Specifically, the matching module first selects a small proportion of items that the user may like from a huge number of items. For example, the platform has 100,000 items, and the matching module filters out 500 items that the user may like. Then, the ranking module ranks these items based on the user's preferences. To rank the 500 items from the user's favorite to the least favorite, we need a ranking algorithm, which can provide a rank of the items based on user and item properties.

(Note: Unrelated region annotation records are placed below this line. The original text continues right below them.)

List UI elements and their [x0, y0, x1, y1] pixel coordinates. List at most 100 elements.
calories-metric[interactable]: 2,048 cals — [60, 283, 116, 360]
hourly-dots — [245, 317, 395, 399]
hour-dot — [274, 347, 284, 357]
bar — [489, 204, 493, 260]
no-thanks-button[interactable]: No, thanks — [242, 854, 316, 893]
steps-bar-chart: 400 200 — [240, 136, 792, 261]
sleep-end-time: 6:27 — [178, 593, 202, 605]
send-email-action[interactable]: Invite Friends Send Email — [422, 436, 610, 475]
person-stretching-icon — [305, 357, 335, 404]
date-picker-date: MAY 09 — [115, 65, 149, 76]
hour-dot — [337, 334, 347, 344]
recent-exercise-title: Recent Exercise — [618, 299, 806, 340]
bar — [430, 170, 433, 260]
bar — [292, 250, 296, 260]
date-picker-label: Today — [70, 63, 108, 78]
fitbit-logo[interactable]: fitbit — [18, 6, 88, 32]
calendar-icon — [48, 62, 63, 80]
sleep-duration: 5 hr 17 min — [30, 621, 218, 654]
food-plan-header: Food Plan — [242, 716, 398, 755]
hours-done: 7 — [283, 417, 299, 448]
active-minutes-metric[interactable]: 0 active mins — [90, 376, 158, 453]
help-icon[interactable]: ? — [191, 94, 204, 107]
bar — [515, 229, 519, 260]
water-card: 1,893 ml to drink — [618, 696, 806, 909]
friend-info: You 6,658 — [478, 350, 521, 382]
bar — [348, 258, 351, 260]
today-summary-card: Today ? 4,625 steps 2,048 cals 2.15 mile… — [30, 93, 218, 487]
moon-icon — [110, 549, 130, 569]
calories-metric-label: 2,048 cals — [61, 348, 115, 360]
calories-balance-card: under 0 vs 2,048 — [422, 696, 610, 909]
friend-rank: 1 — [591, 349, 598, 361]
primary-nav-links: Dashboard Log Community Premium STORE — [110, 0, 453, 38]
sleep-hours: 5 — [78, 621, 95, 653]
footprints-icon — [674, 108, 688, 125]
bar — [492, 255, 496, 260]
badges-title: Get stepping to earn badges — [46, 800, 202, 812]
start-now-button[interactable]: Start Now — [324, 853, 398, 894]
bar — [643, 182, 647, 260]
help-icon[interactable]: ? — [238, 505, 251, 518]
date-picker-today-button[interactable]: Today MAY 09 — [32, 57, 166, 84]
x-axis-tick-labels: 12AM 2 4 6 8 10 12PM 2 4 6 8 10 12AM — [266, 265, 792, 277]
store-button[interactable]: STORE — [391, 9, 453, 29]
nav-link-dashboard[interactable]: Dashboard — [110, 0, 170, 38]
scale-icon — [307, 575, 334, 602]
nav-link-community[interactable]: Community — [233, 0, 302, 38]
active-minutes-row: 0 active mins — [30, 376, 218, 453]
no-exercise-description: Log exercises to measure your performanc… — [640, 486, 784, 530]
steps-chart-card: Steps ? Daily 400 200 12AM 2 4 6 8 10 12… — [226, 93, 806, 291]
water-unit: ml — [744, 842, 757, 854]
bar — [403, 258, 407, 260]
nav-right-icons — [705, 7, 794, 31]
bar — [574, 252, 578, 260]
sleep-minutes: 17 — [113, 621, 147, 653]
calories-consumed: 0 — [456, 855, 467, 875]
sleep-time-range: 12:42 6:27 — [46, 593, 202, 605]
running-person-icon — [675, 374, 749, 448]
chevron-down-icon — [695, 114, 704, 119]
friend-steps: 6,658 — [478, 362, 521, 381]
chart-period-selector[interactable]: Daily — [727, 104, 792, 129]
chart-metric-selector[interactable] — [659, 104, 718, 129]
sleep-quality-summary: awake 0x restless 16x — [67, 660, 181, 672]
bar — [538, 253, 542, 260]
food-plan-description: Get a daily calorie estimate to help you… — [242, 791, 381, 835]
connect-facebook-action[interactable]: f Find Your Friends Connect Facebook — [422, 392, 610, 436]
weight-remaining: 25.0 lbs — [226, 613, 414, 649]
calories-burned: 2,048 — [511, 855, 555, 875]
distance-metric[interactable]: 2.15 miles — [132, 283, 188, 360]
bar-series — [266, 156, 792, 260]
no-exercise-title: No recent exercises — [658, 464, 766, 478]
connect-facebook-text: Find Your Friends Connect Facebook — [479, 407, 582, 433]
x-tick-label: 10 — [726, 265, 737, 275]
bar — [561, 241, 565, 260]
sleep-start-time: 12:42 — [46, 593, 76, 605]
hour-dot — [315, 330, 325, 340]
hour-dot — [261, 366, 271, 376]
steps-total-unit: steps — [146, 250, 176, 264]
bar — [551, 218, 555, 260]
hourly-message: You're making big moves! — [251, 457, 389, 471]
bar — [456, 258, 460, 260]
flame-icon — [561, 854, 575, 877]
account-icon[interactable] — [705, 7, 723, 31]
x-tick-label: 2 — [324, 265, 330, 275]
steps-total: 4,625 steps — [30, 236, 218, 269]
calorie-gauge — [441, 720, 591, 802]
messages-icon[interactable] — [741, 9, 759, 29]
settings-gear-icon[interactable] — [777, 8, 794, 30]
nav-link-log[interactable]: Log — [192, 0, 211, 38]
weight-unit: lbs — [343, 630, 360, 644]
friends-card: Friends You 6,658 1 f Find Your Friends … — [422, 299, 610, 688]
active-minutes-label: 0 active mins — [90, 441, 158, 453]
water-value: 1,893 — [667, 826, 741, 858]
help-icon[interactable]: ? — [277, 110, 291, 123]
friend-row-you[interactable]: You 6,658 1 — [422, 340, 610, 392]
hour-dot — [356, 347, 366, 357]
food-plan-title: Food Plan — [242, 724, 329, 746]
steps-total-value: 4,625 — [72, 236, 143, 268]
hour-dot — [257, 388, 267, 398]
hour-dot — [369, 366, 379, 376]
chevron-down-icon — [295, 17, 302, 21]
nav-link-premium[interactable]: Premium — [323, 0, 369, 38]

2) An Introduction to Ranking Algorithms

This section describes the types of ranking algorithms, the training process of a ranking model, and training architectures. With the development of deep learning, ranking algorithms have been gradually integrated with deep learning. The following figure shows the typical ranking algorithms. The first is logistic regression (LR), which is a widely used algorithm. It is the most classic linear binary algorithm in the industry. It is easy to use, has low requirements for the computation power, and has good model interpretability. The second is Factorization Machine (FM), which has been applied to a large number of customer scenarios over the past one or two years and achieved a good performance. It uses the inner product method to enhance feature representation. The third is LR that uses gradient boosted decision trees (GBDTs) and feature encoding to enhance interpretability of data features. The fourth is the DeepFM algorithm, which is also a deep learning algorithm that is widely used. It combines deep learning and classic machine learning algorithms. If you attempt to build a recommender system for the first time, we recommend that you first try simple algorithms and then use complex algorithms. The preceding algorithms have been embedded to Machine Learning Platform for AI (PAI) and can be used as plug-ins.

3) Offline Training Architecture of a Ranking Model

This section describes how you can train a ranking model. A ranking model can be trained online or offline, and we will first introduce offline training.

Offline training uses T – 1 data. Specifically, the models used for businesses today are trained based on data from before today. Offline training allows you to integrate a large amount of historical data to one data warehouse, train a model based on features and data of all samples, and verify the trained model offline. You can then use the verified model online the next day, which ensures security and good performance. The following figure provides an offline model training architecture. Currently, almost all customers train ranking models offline. If you want to perform real-time training, you will face great challenges in the architecture.

4) Online Training Architecture of a Ranking Model

We will focus on the online model training. What are the benefits and features of online model training when compared with offline model training? Offline training uses T – 1 or T – 2 data and does not make use of online real-time behavior data. For example, our platform launches an activity targeting only girls under 14 years old. However, the platform has a large number of customers in other ages, and the interactive behavior of the whole platform is changed. If you still use T – 1 data to train a model, you cannot perceive online businesses in a timely manner. Online training can solve this problem. The following figure shows the online model training process. Online model training allows you to use real-time online data to train a model based on the real-time machine learning model training framework. Even though real-time data is used for online training, your model training does not start from scratch. The model is first trained offline and then optimized based on real-time data. This is an online training architecture for a ranking model, which must have the following three features: First, it is streaming model training based on the Flink framework. Second, it uses the model generated in real time to evaluate the model performance. Third, it has the online model rollback and version management capabilities. You can have a complete online model training architecture only when the architecture you build has the preceding features.